Ancak bu tahminin Mayıs ayında yapıldığı dikkate alınırsa yaşanan olumsuz hava koşulları nedeniyle taze fasulye üretiminin gerçekte 500 bin tonun altında gerçekleşebileceği ifade ediliyor. Konuştuğumuz bütün üreticiler bu sene aşırı yağış nedeniyle kök hastalıkları ve aşırı sıcaktan dolayı oluşan zarar nedeniyle verimin çok düşük olmasından şikâyetçi.
FİYAT ARTIŞININ NEDENLERİ?
Bu yıl için artan fiyatların en önemli nedenlerinden birisi, olumsuz hava şartlarına bağlı olarak üretimin azalması. Aşırı yağışlar ve aşırı sıcaklar bu yıl verimi olumsuz etkiledi ve yeterli ürün olmadığı için fiyatlar arttı diyerek işin içinden çıkamayız. Asıl önemli sorun son 10 yılda üretimin her yıl biraz daha azalması. Üretim 640 bin tondan 510 bin tona gerilerken hiçbir önlem alınmadı.
ÜRETİCİ NEDEN FASULYE EKİMİNDEN VAZGEÇİYOR?
Bunun birçok nedeni var. En çok bilineni fasulye üretiminin zahmetli olması, üretim maliyetlerinin çok yükselmesi ve çiftçinin para kazanamaması. Bu birçok ürün için geçerli.
Taze fasulye üretimi binlerce dönüm, çok geniş alanlarda yapılmıyor. Daha çok aile tarımı, küçük aile çiftçiliği şeklinde yapılıyor. Bir çiftçinin deyimi ile çok ince iş. Büyük arazisi olan çiftçiler taze fasulye üretimi ile uğraşmaz. Küçük aile işletmeleri 3-5 dönüm alanda geçimlik tarım olarak yapılır.

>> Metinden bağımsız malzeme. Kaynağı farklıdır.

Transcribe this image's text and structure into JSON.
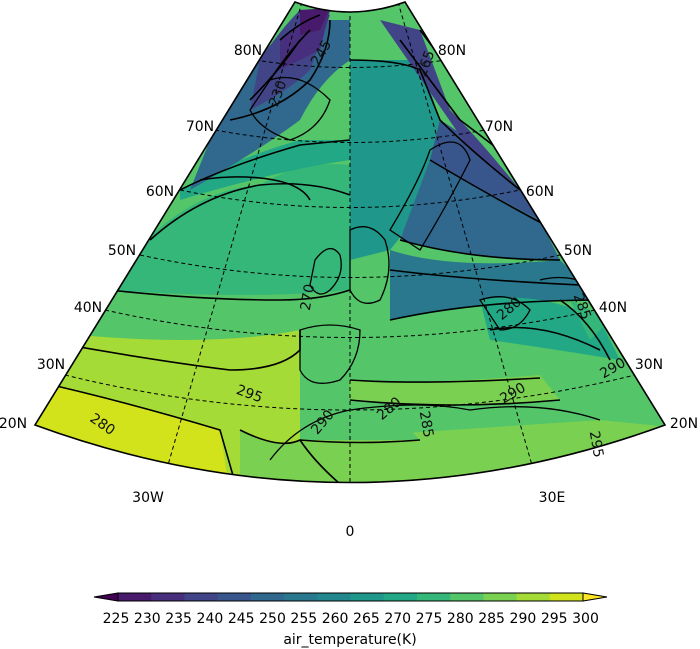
{
  "map": {
    "lat_labels_left": [
      "80N",
      "70N",
      "60N",
      "50N",
      "40N",
      "30N",
      "20N"
    ],
    "lat_labels_right": [
      "80N",
      "70N",
      "60N",
      "50N",
      "40N",
      "30N",
      "20N"
    ],
    "lon_labels": [
      "30W",
      "0",
      "30E"
    ],
    "contour_labels": [
      "230",
      "245",
      "265",
      "270",
      "280",
      "285",
      "290",
      "295",
      "280",
      "290",
      "280",
      "285",
      "290",
      "295"
    ]
  },
  "colorbar": {
    "ticks": [
      "225",
      "230",
      "235",
      "240",
      "245",
      "250",
      "255",
      "260",
      "265",
      "270",
      "275",
      "280",
      "285",
      "290",
      "295",
      "300"
    ],
    "label": "air_temperature(K)",
    "colors": [
      "#440154",
      "#481a6c",
      "#472f7d",
      "#414487",
      "#39568c",
      "#31688e",
      "#2a788e",
      "#23888e",
      "#1f988b",
      "#22a884",
      "#35b779",
      "#54c568",
      "#7ad151",
      "#a5db36",
      "#d2e21b",
      "#fde725"
    ]
  }
}
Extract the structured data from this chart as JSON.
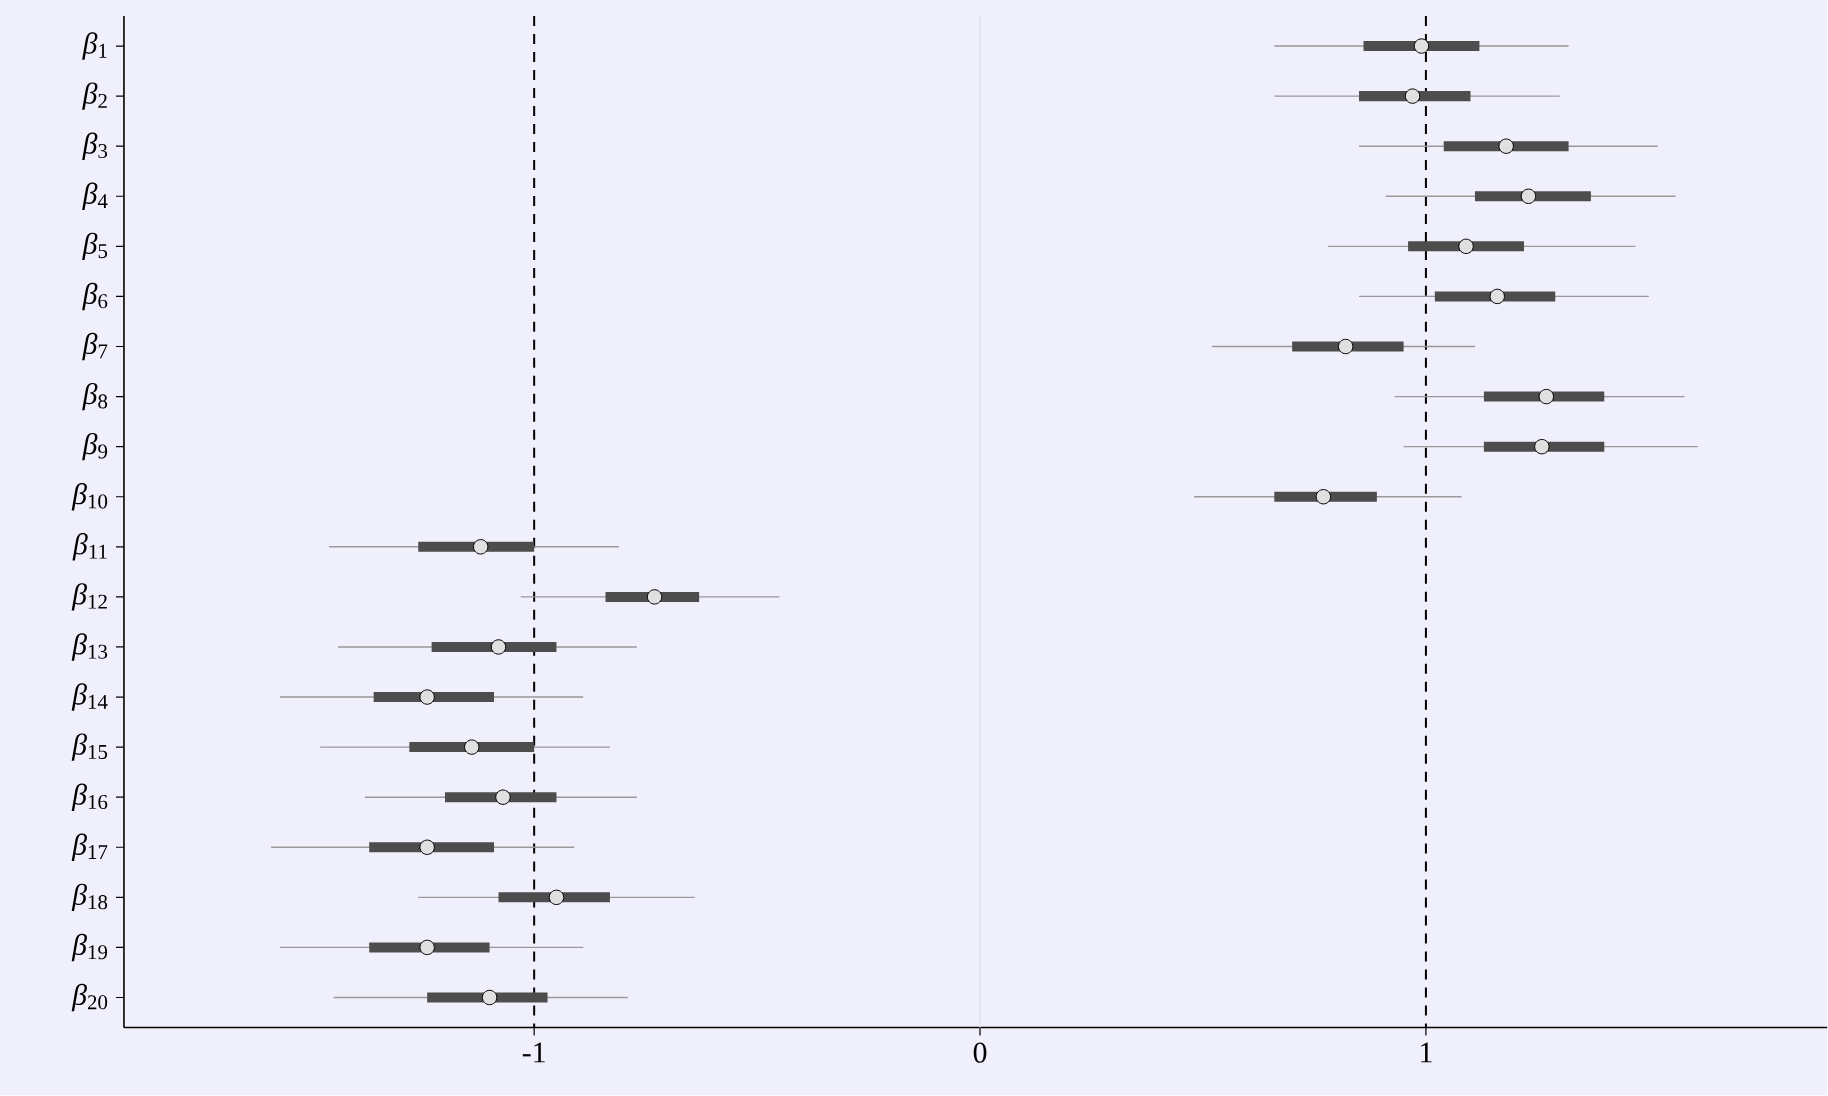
{
  "chart_data": {
    "type": "scatter",
    "orientation": "horizontal",
    "categories": [
      "*β*$_{1}$",
      "*β*$_{2}$",
      "*β*$_{3}$",
      "*β*$_{4}$",
      "*β*$_{5}$",
      "*β*$_{6}$",
      "*β*$_{7}$",
      "*β*$_{8}$",
      "*β*$_{9}$",
      "*β*$_{10}$",
      "*β*$_{11}$",
      "*β*$_{12}$",
      "*β*$_{13}$",
      "*β*$_{14}$",
      "*β*$_{15}$",
      "*β*$_{16}$",
      "*β*$_{17}$",
      "*β*$_{18}$",
      "*β*$_{19}$",
      "*β*$_{20}$"
    ],
    "series": [
      {
        "type": "bar",
        "color": "#4d4d4d",
        "base": [
          0.86,
          0.85,
          1.04,
          1.11,
          0.96,
          1.02,
          0.7,
          1.13,
          1.13,
          0.66,
          -1.26,
          -0.84,
          -1.23,
          -1.36,
          -1.28,
          -1.2,
          -1.37,
          -1.08,
          -1.37,
          -1.24
        ],
        "values": [
          0.26,
          0.25,
          0.28,
          0.26,
          0.26,
          0.27,
          0.25,
          0.27,
          0.27,
          0.23,
          0.26,
          0.21,
          0.28,
          0.27,
          0.28,
          0.25,
          0.28,
          0.25,
          0.27,
          0.27
        ]
      },
      {
        "color": "#e0e0e0",
        "values": [
          0.99,
          0.97,
          1.18,
          1.23,
          1.09,
          1.16,
          0.82,
          1.27,
          1.26,
          0.77,
          -1.12,
          -0.73,
          -1.08,
          -1.24,
          -1.14,
          -1.07,
          -1.24,
          -0.95,
          -1.24,
          -1.1
        ],
        "errors": [
          [
            0.66,
            1.32
          ],
          [
            0.66,
            1.3
          ],
          [
            0.85,
            1.52
          ],
          [
            0.91,
            1.56
          ],
          [
            0.78,
            1.47
          ],
          [
            0.85,
            1.5
          ],
          [
            0.52,
            1.11
          ],
          [
            0.93,
            1.58
          ],
          [
            0.95,
            1.61
          ],
          [
            0.48,
            1.08
          ],
          [
            -1.46,
            -0.81
          ],
          [
            -1.03,
            -0.45
          ],
          [
            -1.44,
            -0.77
          ],
          [
            -1.57,
            -0.89
          ],
          [
            -1.48,
            -0.83
          ],
          [
            -1.38,
            -0.77
          ],
          [
            -1.59,
            -0.91
          ],
          [
            -1.26,
            -0.64
          ],
          [
            -1.57,
            -0.89
          ],
          [
            -1.45,
            -0.79
          ]
        ]
      }
    ],
    "marker": "circle",
    "xlim": [
      -1.92,
      1.9
    ],
    "xticks": [
      -1,
      0,
      1
    ],
    "ref_lines": [
      {
        "axis": "x",
        "value": 0,
        "color": "#e1e1e8",
        "line_style": "solid"
      },
      {
        "axis": "x",
        "value": -1,
        "color": "#000000",
        "line_style": "dashed"
      },
      {
        "axis": "x",
        "value": 1,
        "color": "#000000",
        "line_style": "dashed"
      }
    ]
  }
}
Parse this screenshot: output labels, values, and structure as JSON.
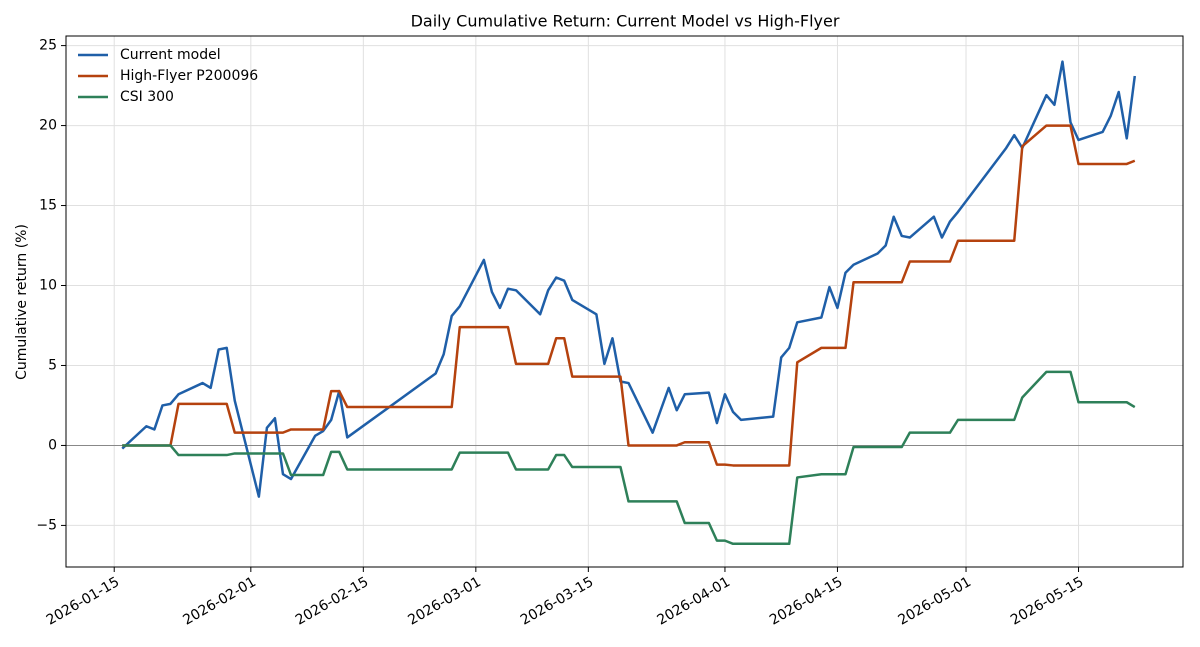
{
  "chart_data": {
    "type": "line",
    "title": "Daily Cumulative Return: Current Model vs High-Flyer",
    "y_label": "Cumulative return (%)",
    "x": [
      "2026-01-16",
      "2026-01-19",
      "2026-01-20",
      "2026-01-21",
      "2026-01-22",
      "2026-01-23",
      "2026-01-26",
      "2026-01-27",
      "2026-01-28",
      "2026-01-29",
      "2026-01-30",
      "2026-02-02",
      "2026-02-03",
      "2026-02-04",
      "2026-02-05",
      "2026-02-06",
      "2026-02-09",
      "2026-02-10",
      "2026-02-11",
      "2026-02-12",
      "2026-02-13",
      "2026-02-24",
      "2026-02-25",
      "2026-02-26",
      "2026-02-27",
      "2026-03-02",
      "2026-03-03",
      "2026-03-04",
      "2026-03-05",
      "2026-03-06",
      "2026-03-09",
      "2026-03-10",
      "2026-03-11",
      "2026-03-12",
      "2026-03-13",
      "2026-03-16",
      "2026-03-17",
      "2026-03-18",
      "2026-03-19",
      "2026-03-20",
      "2026-03-23",
      "2026-03-24",
      "2026-03-25",
      "2026-03-26",
      "2026-03-27",
      "2026-03-30",
      "2026-03-31",
      "2026-04-01",
      "2026-04-02",
      "2026-04-03",
      "2026-04-07",
      "2026-04-08",
      "2026-04-09",
      "2026-04-10",
      "2026-04-13",
      "2026-04-14",
      "2026-04-15",
      "2026-04-16",
      "2026-04-17",
      "2026-04-20",
      "2026-04-21",
      "2026-04-22",
      "2026-04-23",
      "2026-04-24",
      "2026-04-27",
      "2026-04-28",
      "2026-04-29",
      "2026-04-30",
      "2026-05-06",
      "2026-05-07",
      "2026-05-08",
      "2026-05-11",
      "2026-05-12",
      "2026-05-13",
      "2026-05-14",
      "2026-05-15",
      "2026-05-18",
      "2026-05-19",
      "2026-05-20",
      "2026-05-21",
      "2026-05-22"
    ],
    "series": [
      {
        "name": "Current model",
        "color": "#1f5fa8",
        "values": [
          -0.2,
          1.2,
          1.0,
          2.5,
          2.6,
          3.2,
          3.9,
          3.6,
          6.0,
          6.1,
          2.8,
          -3.2,
          1.1,
          1.7,
          -1.8,
          -2.1,
          0.6,
          0.9,
          1.6,
          3.4,
          0.5,
          4.5,
          5.7,
          8.1,
          8.7,
          11.6,
          9.6,
          8.6,
          9.8,
          9.7,
          8.2,
          9.7,
          10.5,
          10.3,
          9.1,
          8.2,
          5.1,
          6.7,
          4.0,
          3.9,
          0.8,
          2.2,
          3.6,
          2.2,
          3.2,
          3.3,
          1.4,
          3.2,
          2.1,
          1.6,
          1.8,
          5.5,
          6.1,
          7.7,
          8.0,
          9.9,
          8.6,
          10.8,
          11.3,
          12.0,
          12.5,
          14.3,
          13.1,
          13.0,
          14.3,
          13.0,
          14.0,
          14.6,
          18.6,
          19.4,
          18.6,
          21.9,
          21.3,
          24.0,
          20.2,
          19.1,
          19.6,
          20.6,
          22.1,
          19.2,
          23.1
        ]
      },
      {
        "name": "High-Flyer P200096",
        "color": "#b5420e",
        "values": [
          0,
          0,
          0,
          0,
          0,
          2.6,
          2.6,
          2.6,
          2.6,
          2.6,
          0.8,
          0.8,
          0.8,
          0.8,
          0.8,
          1.0,
          1.0,
          1.0,
          3.4,
          3.4,
          2.4,
          2.4,
          2.4,
          2.4,
          7.4,
          7.4,
          7.4,
          7.4,
          7.4,
          5.1,
          5.1,
          5.1,
          6.7,
          6.7,
          4.3,
          4.3,
          4.3,
          4.3,
          4.3,
          0,
          0,
          0,
          0,
          0,
          0.2,
          0.2,
          -1.2,
          -1.2,
          -1.25,
          -1.25,
          -1.25,
          -1.25,
          -1.25,
          5.2,
          6.1,
          6.1,
          6.1,
          6.1,
          10.2,
          10.2,
          10.2,
          10.2,
          10.2,
          11.5,
          11.5,
          11.5,
          11.5,
          12.8,
          12.8,
          12.8,
          18.7,
          20,
          20,
          20,
          20,
          17.6,
          17.6,
          17.6,
          17.6,
          17.6,
          17.8
        ]
      },
      {
        "name": "CSI 300",
        "color": "#2e8059",
        "values": [
          0,
          0,
          0,
          0,
          0,
          -0.6,
          -0.6,
          -0.6,
          -0.6,
          -0.6,
          -0.5,
          -0.5,
          -0.5,
          -0.5,
          -0.5,
          -1.85,
          -1.85,
          -1.85,
          -0.4,
          -0.4,
          -1.5,
          -1.5,
          -1.5,
          -1.5,
          -0.45,
          -0.45,
          -0.45,
          -0.45,
          -0.45,
          -1.5,
          -1.5,
          -1.5,
          -0.6,
          -0.6,
          -1.35,
          -1.35,
          -1.35,
          -1.35,
          -1.35,
          -3.5,
          -3.5,
          -3.5,
          -3.5,
          -3.5,
          -4.85,
          -4.85,
          -5.95,
          -5.95,
          -6.15,
          -6.15,
          -6.15,
          -6.15,
          -6.15,
          -2.0,
          -1.8,
          -1.8,
          -1.8,
          -1.8,
          -0.1,
          -0.1,
          -0.1,
          -0.1,
          -0.1,
          0.8,
          0.8,
          0.8,
          0.8,
          1.6,
          1.6,
          1.6,
          3.0,
          4.6,
          4.6,
          4.6,
          4.6,
          2.7,
          2.7,
          2.7,
          2.7,
          2.7,
          2.4
        ]
      }
    ],
    "xlim": [
      "2026-01-09",
      "2026-05-28"
    ],
    "xticks": [
      "2026-01-15",
      "2026-02-01",
      "2026-02-15",
      "2026-03-01",
      "2026-03-15",
      "2026-04-01",
      "2026-04-15",
      "2026-05-01",
      "2026-05-15"
    ],
    "ylim": [
      -7.6,
      25.6
    ],
    "yticks": [
      {
        "value": -5,
        "label": "−5"
      },
      0,
      5,
      10,
      15,
      20,
      25
    ],
    "hline": 0,
    "grid": true,
    "legend": "upper left"
  }
}
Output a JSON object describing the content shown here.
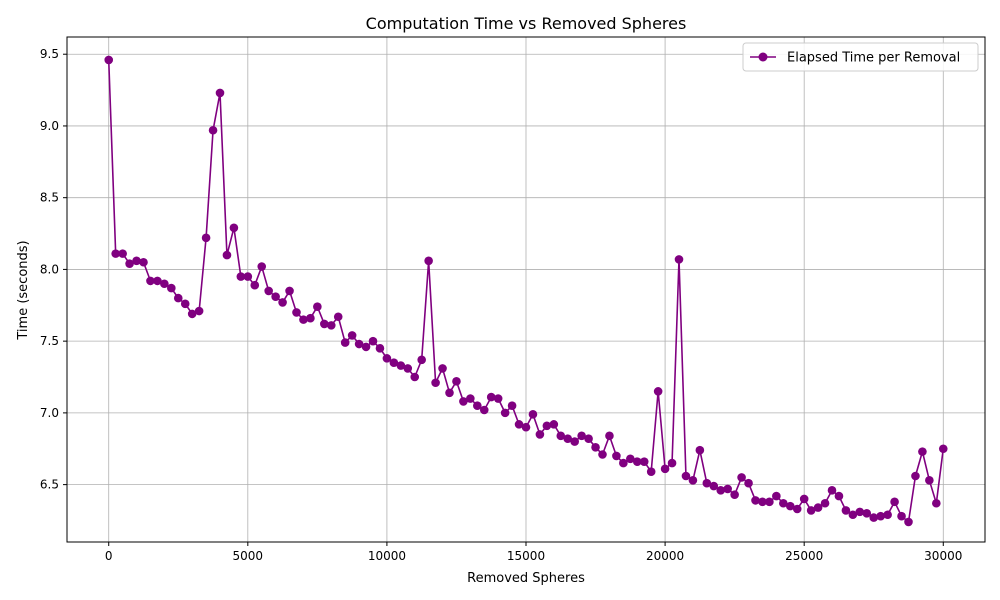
{
  "chart_data": {
    "type": "line",
    "title": "Computation Time vs Removed Spheres",
    "xlabel": "Removed Spheres",
    "ylabel": "Time (seconds)",
    "xlim": [
      -1500,
      31500
    ],
    "ylim": [
      6.1,
      9.62
    ],
    "xticks": [
      0,
      5000,
      10000,
      15000,
      20000,
      25000,
      30000
    ],
    "yticks": [
      6.5,
      7.0,
      7.5,
      8.0,
      8.5,
      9.0,
      9.5
    ],
    "xtick_labels": [
      "0",
      "5000",
      "10000",
      "15000",
      "20000",
      "25000",
      "30000"
    ],
    "ytick_labels": [
      "6.5",
      "7.0",
      "7.5",
      "8.0",
      "8.5",
      "9.0",
      "9.5"
    ],
    "grid": true,
    "legend": "top-right",
    "series": [
      {
        "name": "Elapsed Time per Removal",
        "color": "#800080",
        "marker": "circle",
        "x": [
          0,
          250,
          500,
          750,
          1000,
          1250,
          1500,
          1750,
          2000,
          2250,
          2500,
          2750,
          3000,
          3250,
          3500,
          3750,
          4000,
          4250,
          4500,
          4750,
          5000,
          5250,
          5500,
          5750,
          6000,
          6250,
          6500,
          6750,
          7000,
          7250,
          7500,
          7750,
          8000,
          8250,
          8500,
          8750,
          9000,
          9250,
          9500,
          9750,
          10000,
          10250,
          10500,
          10750,
          11000,
          11250,
          11500,
          11750,
          12000,
          12250,
          12500,
          12750,
          13000,
          13250,
          13500,
          13750,
          14000,
          14250,
          14500,
          14750,
          15000,
          15250,
          15500,
          15750,
          16000,
          16250,
          16500,
          16750,
          17000,
          17250,
          17500,
          17750,
          18000,
          18250,
          18500,
          18750,
          19000,
          19250,
          19500,
          19750,
          20000,
          20250,
          20500,
          20750,
          21000,
          21250,
          21500,
          21750,
          22000,
          22250,
          22500,
          22750,
          23000,
          23250,
          23500,
          23750,
          24000,
          24250,
          24500,
          24750,
          25000,
          25250,
          25500,
          25750,
          26000,
          26250,
          26500,
          26750,
          27000,
          27250,
          27500,
          27750,
          28000,
          28250,
          28500,
          28750,
          29000,
          29250,
          29500,
          29750,
          30000
        ],
        "y": [
          9.46,
          8.11,
          8.11,
          8.04,
          8.06,
          8.05,
          7.92,
          7.92,
          7.9,
          7.87,
          7.8,
          7.76,
          7.69,
          7.71,
          8.22,
          8.97,
          9.23,
          8.1,
          8.29,
          7.95,
          7.95,
          7.89,
          8.02,
          7.85,
          7.81,
          7.77,
          7.85,
          7.7,
          7.65,
          7.66,
          7.74,
          7.62,
          7.61,
          7.67,
          7.49,
          7.54,
          7.48,
          7.46,
          7.5,
          7.45,
          7.38,
          7.35,
          7.33,
          7.31,
          7.25,
          7.37,
          8.06,
          7.21,
          7.31,
          7.14,
          7.22,
          7.08,
          7.1,
          7.05,
          7.02,
          7.11,
          7.1,
          7.0,
          7.05,
          6.92,
          6.9,
          6.99,
          6.85,
          6.91,
          6.92,
          6.84,
          6.82,
          6.8,
          6.84,
          6.82,
          6.76,
          6.71,
          6.84,
          6.7,
          6.65,
          6.68,
          6.66,
          6.66,
          6.59,
          7.15,
          6.61,
          6.65,
          8.07,
          6.56,
          6.53,
          6.74,
          6.51,
          6.49,
          6.46,
          6.47,
          6.43,
          6.55,
          6.51,
          6.39,
          6.38,
          6.38,
          6.42,
          6.37,
          6.35,
          6.33,
          6.4,
          6.32,
          6.34,
          6.37,
          6.46,
          6.42,
          6.32,
          6.29,
          6.31,
          6.3,
          6.27,
          6.28,
          6.29,
          6.38,
          6.28,
          6.24,
          6.56,
          6.73,
          6.53,
          6.37,
          6.75
        ]
      }
    ]
  }
}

AİLE ÇİFTÇİLİĞİ AZALDIKÇA FASULYE ÜRETİMİ DE AZALDI
Son yıllarda biraz da bilinçli olarak aile tarımı, aile çiftçiliği yok edildi. Küçük aile işletmeleri artık üretim yapamaz noktaya geldi. Maliyetler çok yüksek. Çiftçilik yapacak aile bireyleri yaşlandı. Fasulye ile uğraşacak gücü kalmadı. Devletin verdiği yaşlılık yardımı ve benzeri destekler çiftçiyi üretimden iyice uzaklaştırdı. Köyde hem çalıştıracak işçi yok hem de maliyeti yüksek. Bir işçi fasulye toplamak için günde 500 lira alıyor. Çalışan için bu para az, çalıştıran için yüksek.
Köyde yaşayanlar üretici olmaktan çıkıp tüketici oldu. Köylerde emekli nüfusun oranı artıyor. Şehirde emekli maaşı ile geçinemeyenler köye dönüyor. O maaşla köyde geçinebiliyor. Emekli olarak köye dönenler sadece kendi ihtiyacı kadar üretim yapıyor. Yani bir anlamda üretimi hobi olarak yapıyor. Tarımsal üretimle geçinmek zorunda olanlar ise artan maliyetler nedeniyle üretim yapmakta büyük zorluk yaşıyor. Bağ-Kur primini ödeyemediği için sistemin dışına çıkan yüzbinlerce çiftçi var. Bağ-Kur’lu çiftçi sayısı son 10 yılda 1 milyondan 477 bine düştü. Güvencesi olmayan çiftçinin çocukları ilerde emekli olurum umuduyla tarlayı, bağı, bahçeyi bırakıp otellerde, fabrikalarda asgari ücretle çalışmaya razı oluyor. “Üretme Tüket” politikası sonucunda birçok üründe üretim azalıyor. Aile çiftçiliği yok oluyor. Fiyatlar bu nedenle yükseliyor.”